Valera's children aren't in Beslan any more. They've travelled to Moscow with their mother, to receive psychiatric treatment. The twins are five years old, and their elder sister is eight. All still have nightmares about what went on inside the school last September.
"Our twins weren't even supposed to be there," Valera says, shaking his head. “But they'd begged their parents to take them to the school on September 1st, the first day of the new school year. They wore their best clothes on what is traditionally a day of celebration in Russia, and the girls had ribbons in their hair.”
“There was an air of festivity as they approached the playground, which was hung with bunting and balloons. But moments later,” Valera remembers, “a group of masked men appeared, shouting and waving guns and ordering everyone into the gym.”
For the next 52 hours, the hostages were forced to sit on the ground, denied food, water and even the right to speak to each other. Valera recalls many of the parents begging their children to urinate into their shoes and then drink it, for fear they pass out in the stifling hall.
With television crews covering the siege 24 hours a day, the world watched the events unfold in shock and disbelief. Since then, humanitarian aid has poured into this sleepy little town -- bicycles from Italy, clothes and shoes from the United States, toys from western Europe. The Bulgarian government has offered children who survived the siege holidays in its Black Sea resorts.
But what's really needed is psychological help for the surviving hostages and for the families of those who were killed. There's been a good response to the local Red Cross's recent appeal for volunteers to train as counsellors. Nurses and teachers in Beslan, desperate to help in any way they could, are now visiting some of the hundreds of families who lost their sons and daughters.
But it's a small project and many of the survivors are still struggling to cope without any help. Also, for the most part the volunteers have been women. Alexander Jika is the only male counsellor with the Red Cross. In this traditional culture, Alexander tells me, men find it very difficult to talk about their problems with women.
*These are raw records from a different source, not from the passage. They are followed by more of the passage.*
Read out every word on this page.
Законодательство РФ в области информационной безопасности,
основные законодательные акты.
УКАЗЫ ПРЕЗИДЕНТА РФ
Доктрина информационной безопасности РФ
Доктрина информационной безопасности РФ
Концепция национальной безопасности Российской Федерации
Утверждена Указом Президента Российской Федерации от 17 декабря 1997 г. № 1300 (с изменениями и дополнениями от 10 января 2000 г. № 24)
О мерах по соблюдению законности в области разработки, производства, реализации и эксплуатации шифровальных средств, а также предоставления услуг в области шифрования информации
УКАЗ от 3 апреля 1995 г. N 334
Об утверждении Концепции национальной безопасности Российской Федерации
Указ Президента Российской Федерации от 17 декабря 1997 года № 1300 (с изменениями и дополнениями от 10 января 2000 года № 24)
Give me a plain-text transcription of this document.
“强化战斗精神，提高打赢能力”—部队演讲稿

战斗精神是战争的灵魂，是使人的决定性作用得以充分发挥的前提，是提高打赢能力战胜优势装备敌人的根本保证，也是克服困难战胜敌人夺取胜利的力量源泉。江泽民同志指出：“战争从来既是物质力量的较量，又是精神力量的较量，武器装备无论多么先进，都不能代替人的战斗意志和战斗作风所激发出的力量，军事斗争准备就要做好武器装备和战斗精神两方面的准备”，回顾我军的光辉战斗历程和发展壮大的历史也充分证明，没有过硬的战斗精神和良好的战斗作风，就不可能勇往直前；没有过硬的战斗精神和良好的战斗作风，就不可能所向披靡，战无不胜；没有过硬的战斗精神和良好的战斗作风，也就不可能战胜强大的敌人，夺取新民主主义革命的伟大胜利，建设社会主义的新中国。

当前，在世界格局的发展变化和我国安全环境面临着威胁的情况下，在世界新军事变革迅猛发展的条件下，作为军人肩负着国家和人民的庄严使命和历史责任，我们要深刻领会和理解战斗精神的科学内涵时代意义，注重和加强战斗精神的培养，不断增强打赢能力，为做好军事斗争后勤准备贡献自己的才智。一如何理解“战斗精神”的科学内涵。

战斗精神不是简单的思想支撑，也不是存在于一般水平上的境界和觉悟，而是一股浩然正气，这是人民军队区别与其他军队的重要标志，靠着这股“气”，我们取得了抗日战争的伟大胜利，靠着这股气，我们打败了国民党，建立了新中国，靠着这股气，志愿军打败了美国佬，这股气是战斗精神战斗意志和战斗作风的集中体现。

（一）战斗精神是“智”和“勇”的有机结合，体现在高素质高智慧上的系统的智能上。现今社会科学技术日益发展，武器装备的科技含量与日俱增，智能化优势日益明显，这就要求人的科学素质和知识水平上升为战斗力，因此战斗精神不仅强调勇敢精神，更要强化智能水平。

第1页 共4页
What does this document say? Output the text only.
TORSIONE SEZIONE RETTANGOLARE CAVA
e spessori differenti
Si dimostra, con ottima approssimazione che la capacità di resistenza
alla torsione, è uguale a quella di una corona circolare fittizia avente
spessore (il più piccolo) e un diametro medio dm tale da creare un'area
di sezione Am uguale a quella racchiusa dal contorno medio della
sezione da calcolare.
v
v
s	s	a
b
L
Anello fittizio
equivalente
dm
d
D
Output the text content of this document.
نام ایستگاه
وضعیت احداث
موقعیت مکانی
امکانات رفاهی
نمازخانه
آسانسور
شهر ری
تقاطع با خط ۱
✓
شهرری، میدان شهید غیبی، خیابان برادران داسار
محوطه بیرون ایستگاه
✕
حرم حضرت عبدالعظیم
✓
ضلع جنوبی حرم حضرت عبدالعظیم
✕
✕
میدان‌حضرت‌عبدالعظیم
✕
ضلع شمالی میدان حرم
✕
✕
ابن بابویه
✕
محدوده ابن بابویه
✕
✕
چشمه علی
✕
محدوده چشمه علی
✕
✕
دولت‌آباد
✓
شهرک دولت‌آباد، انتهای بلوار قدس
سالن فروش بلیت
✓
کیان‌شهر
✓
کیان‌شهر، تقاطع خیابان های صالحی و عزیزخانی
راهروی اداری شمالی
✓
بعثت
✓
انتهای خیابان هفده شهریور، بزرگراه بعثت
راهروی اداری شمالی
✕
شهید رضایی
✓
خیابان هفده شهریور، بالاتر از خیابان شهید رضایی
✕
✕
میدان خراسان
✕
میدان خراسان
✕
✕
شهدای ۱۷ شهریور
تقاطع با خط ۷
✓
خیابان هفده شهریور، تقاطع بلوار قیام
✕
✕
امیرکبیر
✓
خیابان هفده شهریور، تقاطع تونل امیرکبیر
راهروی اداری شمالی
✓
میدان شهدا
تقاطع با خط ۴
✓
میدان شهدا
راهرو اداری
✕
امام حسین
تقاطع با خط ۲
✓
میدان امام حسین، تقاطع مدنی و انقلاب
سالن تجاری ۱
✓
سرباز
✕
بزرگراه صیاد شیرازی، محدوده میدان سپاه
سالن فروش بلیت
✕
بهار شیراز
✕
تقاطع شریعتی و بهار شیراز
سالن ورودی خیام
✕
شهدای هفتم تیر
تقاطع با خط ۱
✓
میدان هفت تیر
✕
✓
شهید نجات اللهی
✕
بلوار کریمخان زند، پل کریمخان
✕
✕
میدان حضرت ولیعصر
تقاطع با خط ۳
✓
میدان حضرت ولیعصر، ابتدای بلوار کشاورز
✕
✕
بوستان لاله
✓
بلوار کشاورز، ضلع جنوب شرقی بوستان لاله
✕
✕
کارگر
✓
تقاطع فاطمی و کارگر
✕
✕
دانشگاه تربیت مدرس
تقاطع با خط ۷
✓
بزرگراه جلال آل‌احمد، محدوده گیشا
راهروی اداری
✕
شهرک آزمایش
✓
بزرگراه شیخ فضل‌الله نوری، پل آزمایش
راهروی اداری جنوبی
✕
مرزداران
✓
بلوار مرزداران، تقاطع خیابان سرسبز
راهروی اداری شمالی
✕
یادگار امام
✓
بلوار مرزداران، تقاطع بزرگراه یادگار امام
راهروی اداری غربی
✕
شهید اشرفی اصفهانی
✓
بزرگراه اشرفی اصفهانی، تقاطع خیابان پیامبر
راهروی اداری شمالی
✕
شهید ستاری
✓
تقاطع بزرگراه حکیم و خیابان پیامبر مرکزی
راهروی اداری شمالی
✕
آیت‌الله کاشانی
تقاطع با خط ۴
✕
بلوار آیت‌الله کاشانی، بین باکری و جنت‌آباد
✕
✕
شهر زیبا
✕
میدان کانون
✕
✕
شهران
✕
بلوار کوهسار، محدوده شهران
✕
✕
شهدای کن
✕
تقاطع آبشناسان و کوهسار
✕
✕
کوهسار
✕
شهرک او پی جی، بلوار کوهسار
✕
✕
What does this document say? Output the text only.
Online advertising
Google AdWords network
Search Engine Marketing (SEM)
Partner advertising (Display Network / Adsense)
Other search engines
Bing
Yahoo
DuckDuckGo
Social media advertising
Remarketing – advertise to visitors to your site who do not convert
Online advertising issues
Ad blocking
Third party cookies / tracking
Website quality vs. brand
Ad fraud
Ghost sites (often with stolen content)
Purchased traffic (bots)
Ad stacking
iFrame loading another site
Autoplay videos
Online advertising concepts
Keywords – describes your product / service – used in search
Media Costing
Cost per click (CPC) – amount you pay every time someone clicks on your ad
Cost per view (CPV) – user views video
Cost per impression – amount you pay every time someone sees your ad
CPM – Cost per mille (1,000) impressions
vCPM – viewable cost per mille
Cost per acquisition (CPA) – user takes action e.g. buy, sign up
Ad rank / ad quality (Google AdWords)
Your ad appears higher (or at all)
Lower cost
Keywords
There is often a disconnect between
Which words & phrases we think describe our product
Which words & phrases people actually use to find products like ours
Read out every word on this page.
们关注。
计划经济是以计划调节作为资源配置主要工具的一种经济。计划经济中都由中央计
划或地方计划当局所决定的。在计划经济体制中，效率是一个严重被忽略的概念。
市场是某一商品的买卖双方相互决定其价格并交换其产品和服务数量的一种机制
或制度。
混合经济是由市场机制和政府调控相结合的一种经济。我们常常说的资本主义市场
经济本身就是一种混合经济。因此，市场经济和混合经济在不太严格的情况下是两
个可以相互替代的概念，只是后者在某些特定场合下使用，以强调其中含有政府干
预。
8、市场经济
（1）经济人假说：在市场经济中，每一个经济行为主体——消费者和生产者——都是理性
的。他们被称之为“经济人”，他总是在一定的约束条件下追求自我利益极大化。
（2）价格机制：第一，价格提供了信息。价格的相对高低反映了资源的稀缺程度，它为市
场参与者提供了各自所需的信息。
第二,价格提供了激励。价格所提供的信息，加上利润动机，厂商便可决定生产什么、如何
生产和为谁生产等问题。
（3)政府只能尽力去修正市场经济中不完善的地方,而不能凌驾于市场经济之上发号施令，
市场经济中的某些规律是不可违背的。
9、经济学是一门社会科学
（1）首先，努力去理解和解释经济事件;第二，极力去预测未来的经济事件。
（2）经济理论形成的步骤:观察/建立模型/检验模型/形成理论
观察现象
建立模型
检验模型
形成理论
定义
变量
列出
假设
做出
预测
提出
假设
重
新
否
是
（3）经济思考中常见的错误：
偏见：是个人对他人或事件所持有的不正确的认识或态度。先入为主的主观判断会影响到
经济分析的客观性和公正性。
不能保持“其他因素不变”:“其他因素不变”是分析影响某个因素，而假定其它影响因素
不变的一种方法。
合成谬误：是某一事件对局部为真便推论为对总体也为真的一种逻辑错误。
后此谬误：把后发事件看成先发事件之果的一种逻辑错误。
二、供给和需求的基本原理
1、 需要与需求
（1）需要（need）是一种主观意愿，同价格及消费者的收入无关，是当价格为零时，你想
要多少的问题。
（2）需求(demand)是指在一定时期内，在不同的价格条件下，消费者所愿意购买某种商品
"To begin with, so few men survived the attack," he says. We're sitting in his rickety car, which he drives between the three or four families he visits every day. Of the 30 or so men held hostage, the majority were taken away and shot on the first day. "Men from the south, from the Caucasus region, are macho, strong. Alexander says, “We're protectors by nature, we know we must defend our wives and our children at whatever cost."
So for Valera, forced to lie face down in the rubble as children screamed and died all around him, the guilt and the rage he now feels are all-consuming. In some ways, it's been easier for the mothers because they've supported each other in their grief, Alexander says. But for the handful of men who witnessed the horrors that went on inside School number 1, it's been almost too much to bear.
I ask Valera about the man standing trial, the only hostage-taker the Russian authorities say survived the siege. Valera shakes his head. His eyes dart about the room -- he can't concentrate on anything for more than a few seconds. "I wouldn't trust myself to go down to the court," he says. "I know his face, I looked at it for more than three days. If I saw him again I probably end up killing him with my bare hands for what he did, for what they all did to those children."